With its entry into the U.S. stock market, Alibaba Group, an e-commerce juggernaut with a valuation estimated between $150 billion and $180 billion, will stake a position among the most powerful tech giants, possibly pressuring companies such as eBay to rethink how they do business or risk losing customers.

“EBay, Amazon and Google (should) be scared,” said Matthew Turlip, an analyst with PrivCo financial group. “I think Alibaba is definitely going to be a major player. There’s no reason for them not to go after the U.S. market. It’s not a matter of if, but when.”

Alibaba did not price shares in the IPO filing and gave only a placeholder target amount of $1 billion, but some analysts expect the company could raise more than $15 billion, setting it close to or surpassing Facebook’s record-breaking $16 billion IPO in 2012.

Hong Kong-based Alibaba’s platforms include online shopping, business-to-business sales, online payments, wholesale trade and cloud computing — often described as a combination of eBay and Amazon, and at a fraction of the price.

According to filings with the Securities and Exchange Commission (SEC), Alibaba’s retail marketplace processes 11.3 billion orders a year worth $248 billion.

About 80 percent of all Chinese e-commerce transactions go through Alibaba sites; on Singles Day last year, a popular holiday in China for online shopping, the site processed $5.8 billion in purchases.

By comparison, eBay’s total sales on its online marketplace for all of 2013 were $6.8 billion.

Alibaba’s stock debut is a big deal for Yahoo, which owns 24 percent of Alibaba and should get a windfall of cash, which could help CEO Marissa Mayer continue her recent spree of buying smaller tech companies.

But Alibaba’s IPO will also remove a major reason for the recent surge in Yahoo’s stock price.

Analysts say investors have bid up Yahoo shares largely because of excitement over the flood of expected cash.

“This is going to have a huge effect on Silicon Valley,” Turlip said. “It’s been the primary driver of Yahoo stock over the last several quarters.”

The IPO filing also shed more light on the financial performance of a company that has, until now, offered only tantalizing glimpses of strong growth.
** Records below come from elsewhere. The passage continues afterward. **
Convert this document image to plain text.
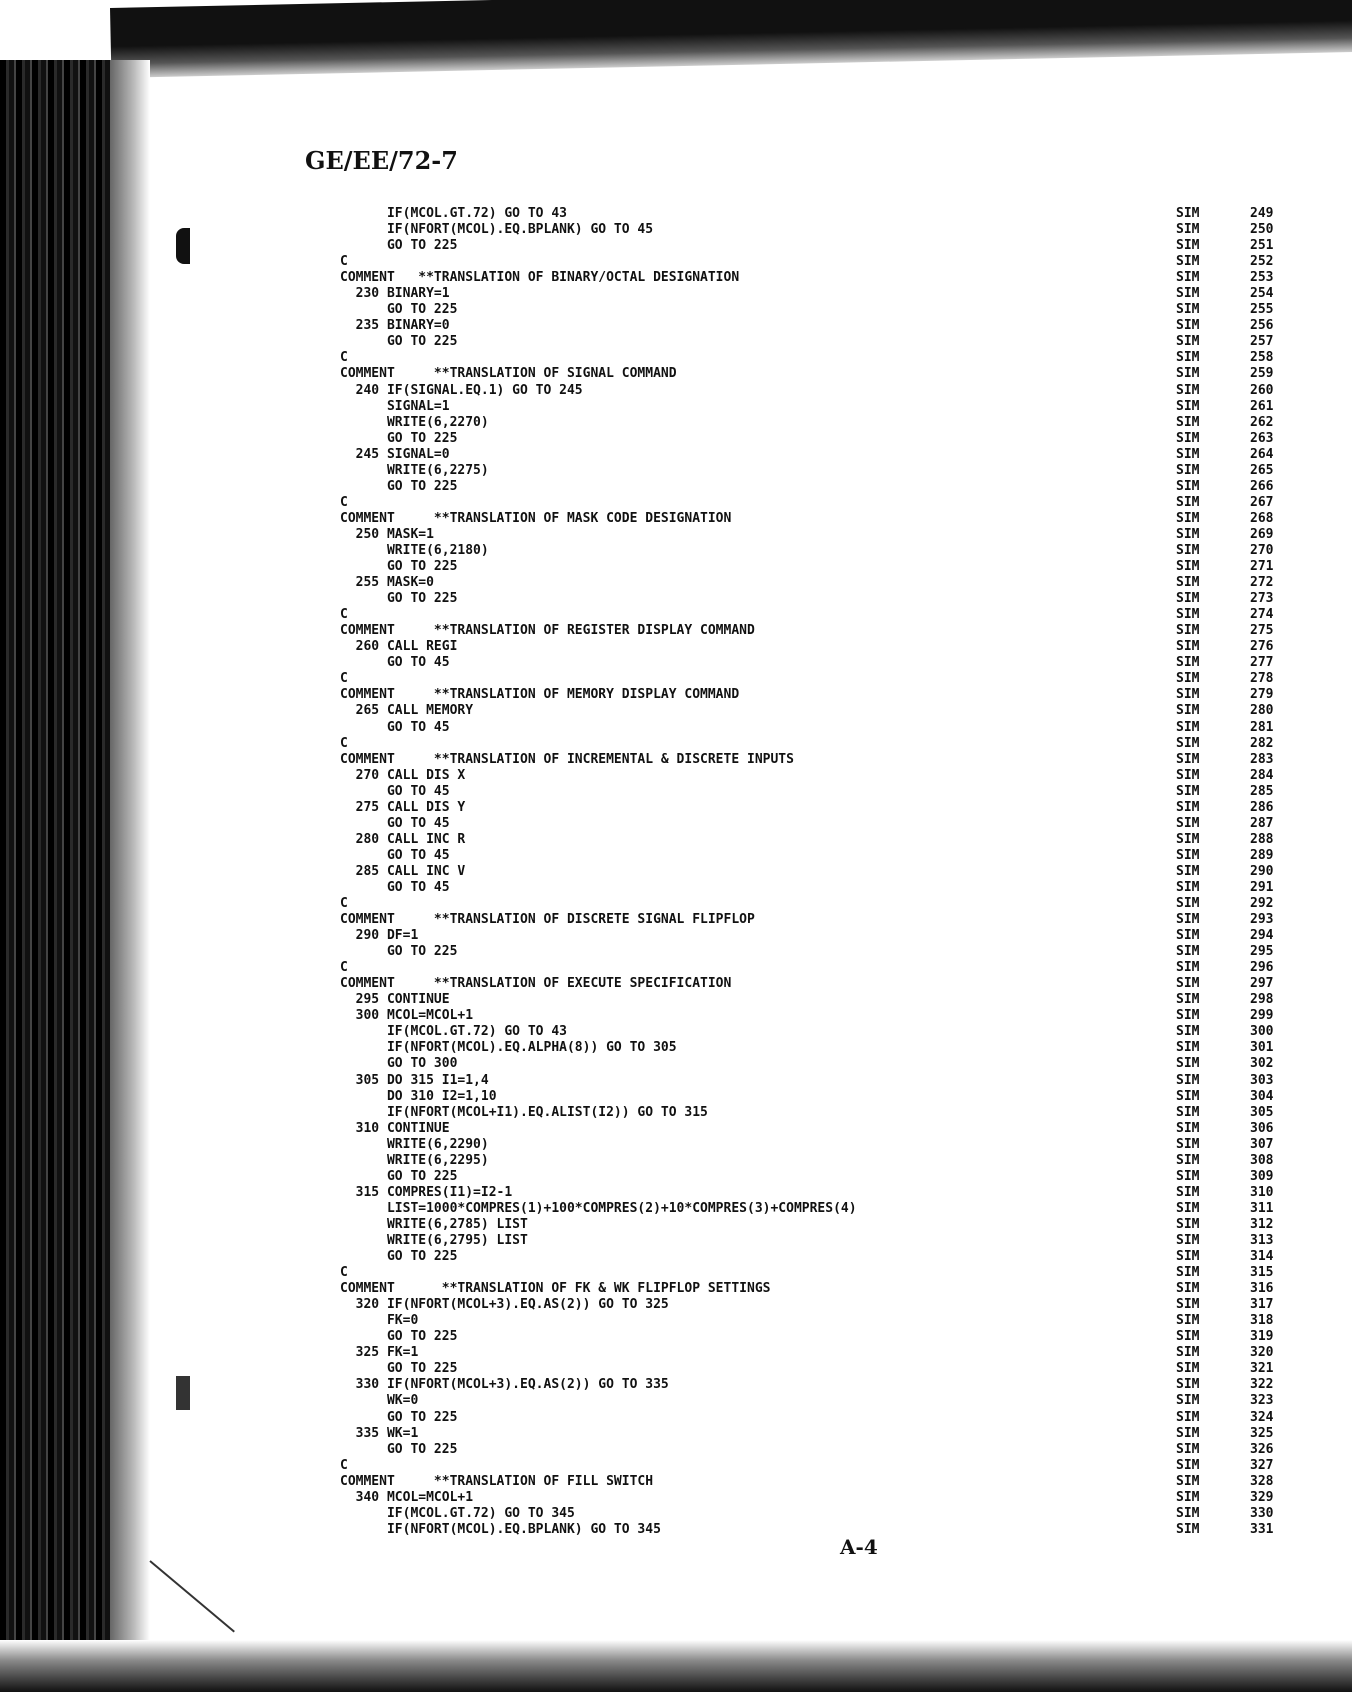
GE/EE/72-7
IF(MCOL.GT.72) GO TO 43	SIM	249
IF(NFORT(MCOL).EQ.BPLANK) GO TO 45	SIM	250
GO TO 225	SIM	251
C	SIM	252
COMMENT   **TRANSLATION OF BINARY/OCTAL DESIGNATION	SIM	253
230 BINARY=1	SIM	254
GO TO 225	SIM	255
235 BINARY=0	SIM	256
GO TO 225	SIM	257
C	SIM	258
COMMENT     **TRANSLATION OF SIGNAL COMMAND	SIM	259
240 IF(SIGNAL.EQ.1) GO TO 245	SIM	260
SIGNAL=1	SIM	261
WRITE(6,2270)	SIM	262
GO TO 225	SIM	263
245 SIGNAL=0	SIM	264
WRITE(6,2275)	SIM	265
GO TO 225	SIM	266
C	SIM	267
COMMENT     **TRANSLATION OF MASK CODE DESIGNATION	SIM	268
250 MASK=1	SIM	269
WRITE(6,2180)	SIM	270
GO TO 225	SIM	271
255 MASK=0	SIM	272
GO TO 225	SIM	273
C	SIM	274
COMMENT     **TRANSLATION OF REGISTER DISPLAY COMMAND	SIM	275
260 CALL REGI	SIM	276
GO TO 45	SIM	277
C	SIM	278
COMMENT     **TRANSLATION OF MEMORY DISPLAY COMMAND	SIM	279
265 CALL MEMORY	SIM	280
GO TO 45	SIM	281
C	SIM	282
COMMENT     **TRANSLATION OF INCREMENTAL & DISCRETE INPUTS	SIM	283
270 CALL DIS X	SIM	284
GO TO 45	SIM	285
275 CALL DIS Y	SIM	286
GO TO 45	SIM	287
280 CALL INC R	SIM	288
GO TO 45	SIM	289
285 CALL INC V	SIM	290
GO TO 45	SIM	291
C	SIM	292
COMMENT     **TRANSLATION OF DISCRETE SIGNAL FLIPFLOP	SIM	293
290 DF=1	SIM	294
GO TO 225	SIM	295
C	SIM	296
COMMENT     **TRANSLATION OF EXECUTE SPECIFICATION	SIM	297
295 CONTINUE	SIM	298
300 MCOL=MCOL+1	SIM	299
IF(MCOL.GT.72) GO TO 43	SIM	300
IF(NFORT(MCOL).EQ.ALPHA(8)) GO TO 305	SIM	301
GO TO 300	SIM	302
305 DO 315 I1=1,4	SIM	303
DO 310 I2=1,10	SIM	304
IF(NFORT(MCOL+I1).EQ.ALIST(I2)) GO TO 315	SIM	305
310 CONTINUE	SIM	306
WRITE(6,2290)	SIM	307
WRITE(6,2295)	SIM	308
GO TO 225	SIM	309
315 COMPRES(I1)=I2-1	SIM	310
LIST=1000*COMPRES(1)+100*COMPRES(2)+10*COMPRES(3)+COMPRES(4)	SIM	311
WRITE(6,2785) LIST	SIM	312
WRITE(6,2795) LIST	SIM	313
GO TO 225	SIM	314
C	SIM	315
COMMENT      **TRANSLATION OF FK & WK FLIPFLOP SETTINGS	SIM	316
320 IF(NFORT(MCOL+3).EQ.AS(2)) GO TO 325	SIM	317
FK=0	SIM	318
GO TO 225	SIM	319
325 FK=1	SIM	320
GO TO 225	SIM	321
330 IF(NFORT(MCOL+3).EQ.AS(2)) GO TO 335	SIM	322
WK=0	SIM	323
GO TO 225	SIM	324
335 WK=1	SIM	325
GO TO 225	SIM	326
C	SIM	327
COMMENT     **TRANSLATION OF FILL SWITCH	SIM	328
340 MCOL=MCOL+1	SIM	329
IF(MCOL.GT.72) GO TO 345	SIM	330
IF(NFORT(MCOL).EQ.BPLANK) GO TO 345	SIM	331
A-4
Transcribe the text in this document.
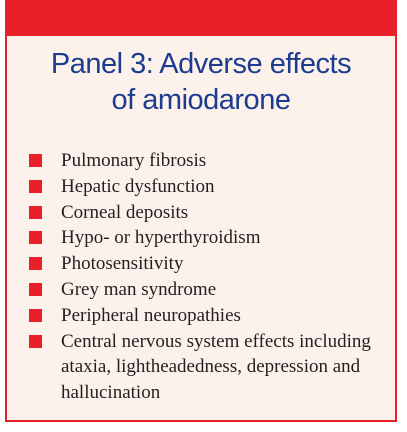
Panel 3: Adverse effects
of amiodarone
Pulmonary fibrosis
Hepatic dysfunction
Corneal deposits
Hypo- or hyperthyroidism
Photosensitivity
Grey man syndrome
Peripheral neuropathies
Central nervous system effects including ataxia, lightheadedness, depression and hallucination
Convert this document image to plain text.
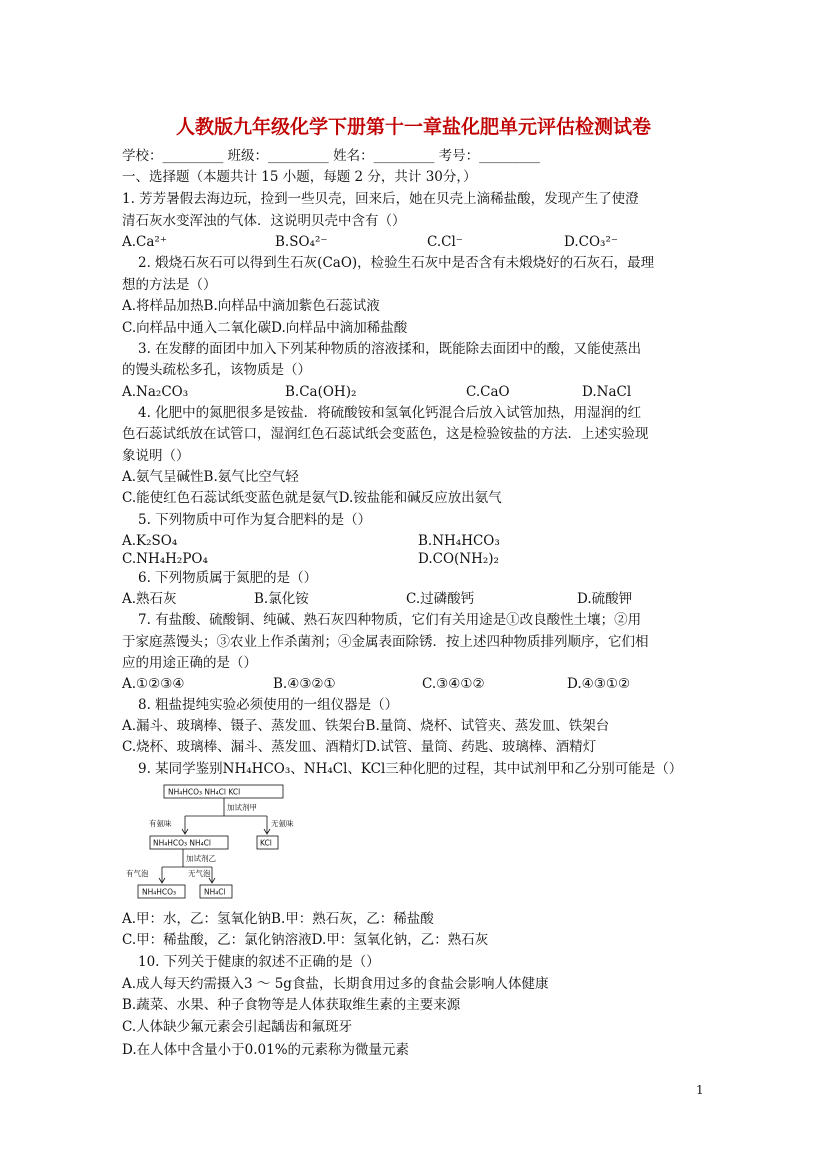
人教版九年级化学下册第十一章盐化肥单元评估检测试卷
学校：_________ 班级：_________ 姓名：_________ 考号：_________
一、选择题（本题共计 15 小题，每题 2 分，共计 30分，）
1. 芳芳暑假去海边玩，捡到一些贝壳，回来后，她在贝壳上滴稀盐酸，发现产生了使澄
清石灰水变浑浊的气体．这说明贝壳中含有（）
A.Ca²⁺	B.SO₄²⁻	C.Cl⁻	D.CO₃²⁻
2. 煅烧石灰石可以得到生石灰(CaO)，检验生石灰中是否含有未煅烧好的石灰石，最理
想的方法是（）
A.将样品加热B.向样品中滴加紫色石蕊试液
C.向样品中通入二氧化碳D.向样品中滴加稀盐酸
3. 在发酵的面团中加入下列某种物质的溶液揉和，既能除去面团中的酸，又能使蒸出
的馒头疏松多孔，该物质是（）
A.Na₂CO₃	B.Ca(OH)₂	C.CaO	D.NaCl
4. 化肥中的氮肥很多是铵盐．将硫酸铵和氢氧化钙混合后放入试管加热，用湿润的红
色石蕊试纸放在试管口，湿润红色石蕊试纸会变蓝色，这是检验铵盐的方法．上述实验现
象说明（）
A.氨气呈碱性B.氨气比空气轻
C.能使红色石蕊试纸变蓝色就是氨气D.铵盐能和碱反应放出氨气
5. 下列物质中可作为复合肥料的是（）
A.K₂SO₄	B.NH₄HCO₃
C.NH₄H₂PO₄	D.CO(NH₂)₂
6. 下列物质属于氮肥的是（）
A.熟石灰	B.氯化铵	C.过磷酸钙	D.硫酸钾
7. 有盐酸、硫酸铜、纯碱、熟石灰四种物质，它们有关用途是①改良酸性土壤；②用
于家庭蒸馒头；③农业上作杀菌剂；④金属表面除锈．按上述四种物质排列顺序，它们相
应的用途正确的是（）
A.①②③④	B.④③②①	C.③④①②	D.④③①②
8. 粗盐提纯实验必须使用的一组仪器是（）
A.漏斗、玻璃棒、镊子、蒸发皿、铁架台B.量筒、烧杯、试管夹、蒸发皿、铁架台
C.烧杯、玻璃棒、漏斗、蒸发皿、酒精灯D.试管、量筒、药匙、玻璃棒、酒精灯
9. 某同学鉴别NH₄HCO₃、NH₄Cl、KCl三种化肥的过程，其中试剂甲和乙分别可能是（）
NH₄HCO₃ NH₄Cl KCl
加试剂甲
有氨味	无氨味
NH₄HCO₃ NH₄Cl	KCl
加试剂乙
有气泡	无气泡
NH₄HCO₃	NH₄Cl
A.甲：水，乙：氢氧化钠B.甲：熟石灰，乙：稀盐酸
C.甲：稀盐酸，乙：氯化钠溶液D.甲：氢氧化钠，乙：熟石灰
10. 下列关于健康的叙述不正确的是（）
A.成人每天约需摄入3 ～ 5g食盐，长期食用过多的食盐会影响人体健康
B.蔬菜、水果、种子食物等是人体获取维生素的主要来源
C.人体缺少氟元素会引起龋齿和氟斑牙
D.在人体中含量小于0.01%的元素称为微量元素
1
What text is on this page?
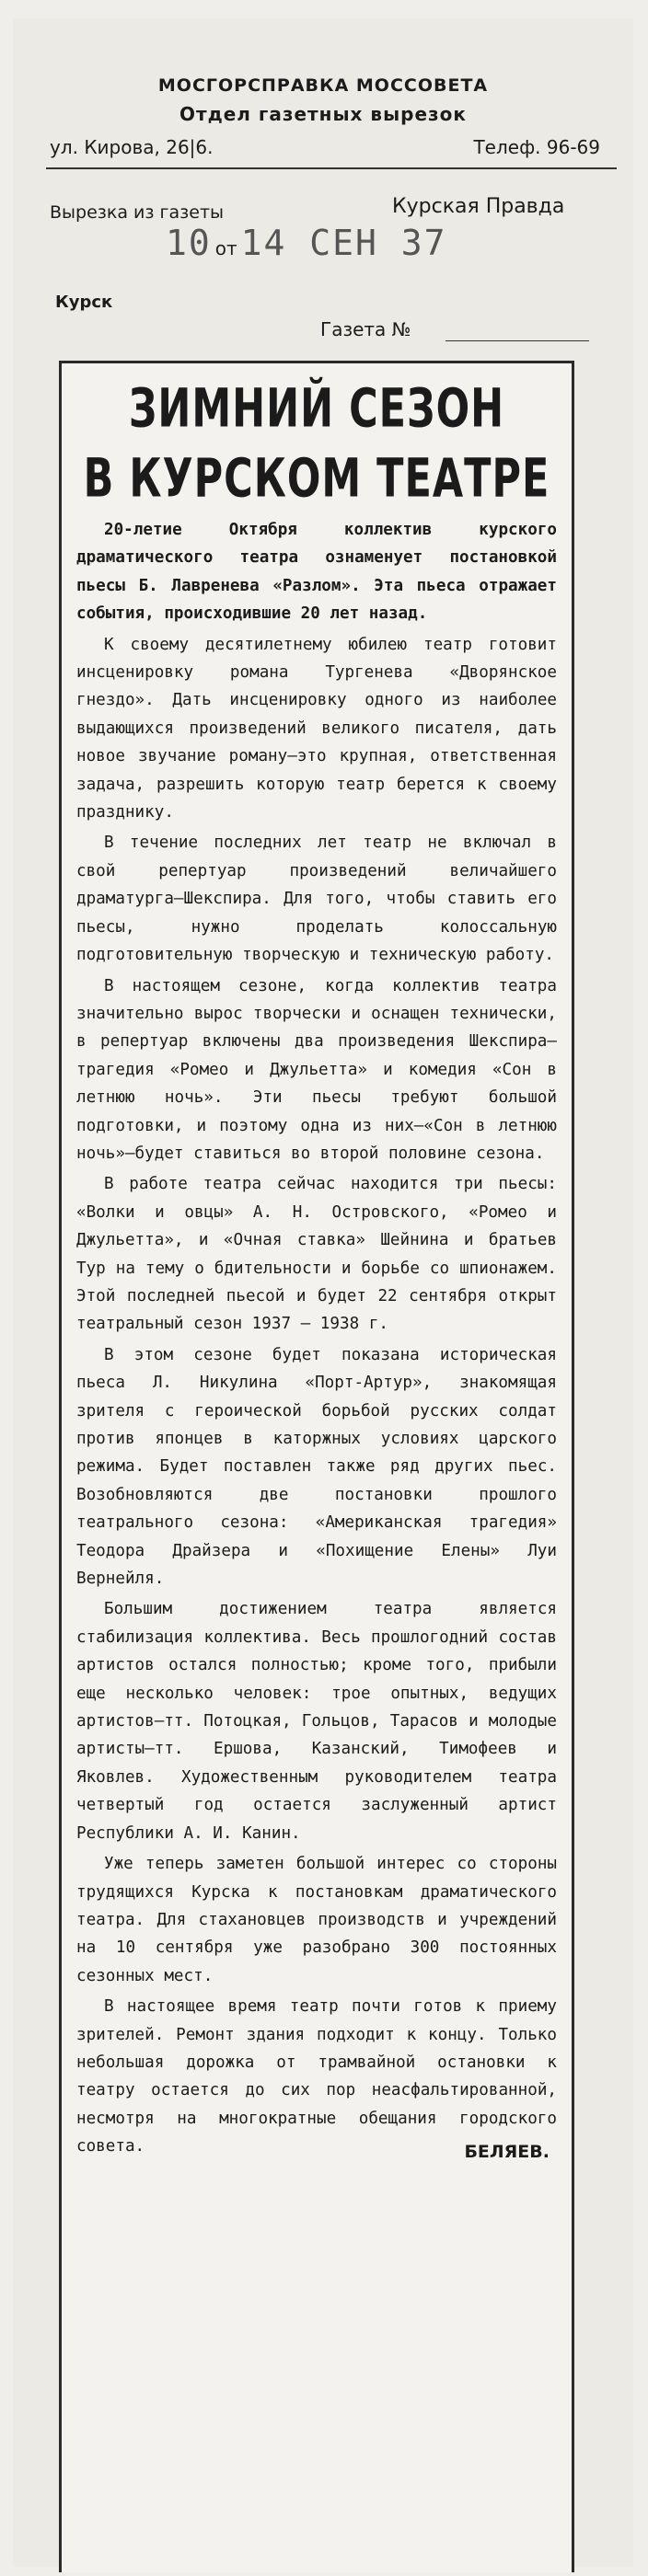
МОСГОРСПРАВКА МОССОВЕТА
Отдел газетных вырезок
ул. Кирова, 26|6.	Телеф. 96-69
Вырезка из газеты	Курская Правда
10 от 14 СЕН 37
Курск
Газета №
ЗИМНИЙ СЕЗОН
В КУРСКОМ ТЕАТРЕ

20-летие Октября коллектив курского драматического театра ознаменует постановкой пьесы Б. Лавренева «Разлом». Эта пьеса отражает события, происходившие 20 лет назад.

К своему десятилетнему юбилею театр готовит инсценировку романа Тургенева «Дворянское гнездо». Дать инсценировку одного из наиболее выдающихся произведений великого писателя, дать новое звучание роману—это крупная, ответственная задача, разрешить которую театр берется к своему празднику.

В течение последних лет театр не включал в свой репертуар произведений величайшего драматурга—Шекспира. Для того, чтобы ставить его пьесы, нужно проделать колоссальную подготовительную творческую и техническую работу.

В настоящем сезоне, когда коллектив театра значительно вырос творчески и оснащен технически, в репертуар включены два произведения Шекспира—трагедия «Ромео и Джульетта» и комедия «Сон в летнюю ночь». Эти пьесы требуют большой подготовки, и поэтому одна из них—«Сон в летнюю ночь»—будет ставиться во второй половине сезона.

В работе театра сейчас находится три пьесы: «Волки и овцы» А. Н. Островского, «Ромео и Джульетта», и «Очная ставка» Шейнина и братьев Тур на тему о бдительности и борьбе со шпионажем. Этой последней пьесой и будет 22 сентября открыт театральный сезон 1937 — 1938 г.

В этом сезоне будет показана историческая пьеса Л. Никулина «Порт-Артур», знакомящая зрителя с героической борьбой русских солдат против японцев в каторжных условиях царского режима. Будет поставлен также ряд других пьес. Возобновляются две постановки прошлого театрального сезона: «Американская трагедия» Теодора Драйзера и «Похищение Елены» Луи Вернейля.

Большим достижением театра является стабилизация коллектива. Весь прошлогодний состав артистов остался полностью; кроме того, прибыли еще несколько человек: трое опытных, ведущих артистов—тт. Потоцкая, Гольцов, Тарасов и молодые артисты—тт. Ершова, Казанский, Тимофеев и Яковлев. Художественным руководителем театра четвертый год остается заслуженный артист Республики А. И. Канин.

Уже теперь заметен большой интерес со стороны трудящихся Курска к постановкам драматического театра. Для стахановцев производств и учреждений на 10 сентября уже разобрано 300 постоянных сезонных мест.

В настоящее время театр почти готов к приему зрителей. Ремонт здания подходит к концу. Только небольшая дорожка от трамвайной остановки к театру остается до сих пор неасфальтированной, несмотря на многократные обещания городского совета.	БЕЛЯЕВ.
According to filings with the SEC, Alibaba sales were $5.55 billion for the fiscal year ending in March 2013, a 72.4 percent increase over the previous year.

Profit for the previous year was $1.39 billion; but from April through December 2013, the company more than doubled that, to $2.85 billion. Per-share earnings also skyrocketed from 57 cents to $1.23 for the same time periods.

The cash-flush, and about-to-be-flusher, Alibaba poses a formidable challenge to companies such as Google and Yahoo, which have led Silicon Valley in acquisitions — Yahoo made 22 deals last year for $1.2 billion — and are looking for new hot tech companies to scoop up.

Fresh off a blockbuster IPO, Alibaba will be poised to make more and bigger acquisitions, hoping to steal some Silicon Valley talent and add new technology to its repertoire, experts say.